OUTPUT_DIR="/QRISdata/Q7957/Repositories/01_depth_resolved_esms/01_merged"
# Recalling files and making sure they are loaded fine in the RDM
/usr/local/bin/recall_medici $INPUT_DIR
# Make sure all loaded modules (if any) are purged
module purge
# Load cdo
module use /home/$USER/EasyBuilt/modules/all
module load cdo/2.2.2
# Load R
module load r/4.4.0-combo-EPYC3-only
# Run R script
srun Rscript 01_merge_thetao.r $INPUT_DIR
echo -e "\nCopying to RDM"
# Copy to RDM
cp $TMPDIR/merged/* $OUTPUT_DIR echo -e "\nCopied to RDM"

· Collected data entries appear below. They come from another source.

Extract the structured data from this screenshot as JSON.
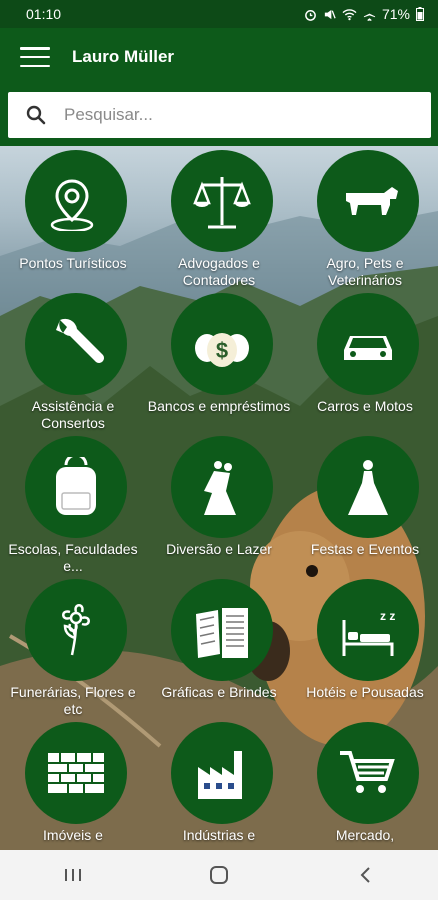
{
  "status_bar": {
    "time": "01:10",
    "battery": "71%"
  },
  "app_bar": {
    "title": "Lauro Müller"
  },
  "search": {
    "placeholder": "Pesquisar..."
  },
  "categories": [
    {
      "label": "Pontos Turísticos",
      "icon": "map-pin-icon"
    },
    {
      "label": "Advogados e Contadores",
      "icon": "scales-icon"
    },
    {
      "label": "Agro, Pets e Veterinários",
      "icon": "cow-icon"
    },
    {
      "label": "Assistência e Consertos",
      "icon": "wrench-icon"
    },
    {
      "label": "Bancos e empréstimos",
      "icon": "money-bags-icon"
    },
    {
      "label": "Carros e Motos",
      "icon": "car-icon"
    },
    {
      "label": "Escolas, Faculdades e...",
      "icon": "backpack-icon"
    },
    {
      "label": "Diversão e Lazer",
      "icon": "dancing-couple-icon"
    },
    {
      "label": "Festas e Eventos",
      "icon": "bride-icon"
    },
    {
      "label": "Funerárias, Flores e etc",
      "icon": "flower-icon"
    },
    {
      "label": "Gráficas e Brindes",
      "icon": "printed-pages-icon"
    },
    {
      "label": "Hotéis e Pousadas",
      "icon": "bed-icon"
    },
    {
      "label": "Imóveis e",
      "icon": "brick-wall-icon"
    },
    {
      "label": "Indústrias e",
      "icon": "factory-icon"
    },
    {
      "label": "Mercado,",
      "icon": "shopping-cart-icon"
    }
  ],
  "colors": {
    "primary": "#0d5a1a",
    "status_bar": "#0d4a17",
    "nav_bar": "#f3f3f3"
  }
}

All the outputs of htr_merge_files()
are saved in the temporary directory. You can see at the last part of my code in the Slurm script, I copy them to my RDM.
/usr/local/bin/recall_medici $INPUT_DIR
is important to make sure that the data in your RDM are loaded properly before doing anything else. When untouched for a long time, some data can be archived (but still retrievable). Having this bit of code in your Slurm script ensures that your data is loaded in properly.
3. Move your stuff into your /scratch/
(and in your RDM, if applicable)
I would usually do this using sftp
(see the code above).
4. Make sure you’re in the right directory in your HPC
Again, take advantage of some of the tips I’ve detailed above to do this.
5. Then run that batch script!
Wrapping up
This is a very basic way of working in the HPC but you can definitely add lots of complexity to it. The main thing I would suggest is get your files tidy and your data structures in the right order before anything else.
But really, these are the notes I have as I work through the HPC. You’d just have to adapt them every time you write your own scripts 😊. And a very valuable resource for using UQ’s HPC is on the UQ’s RCC GitHub.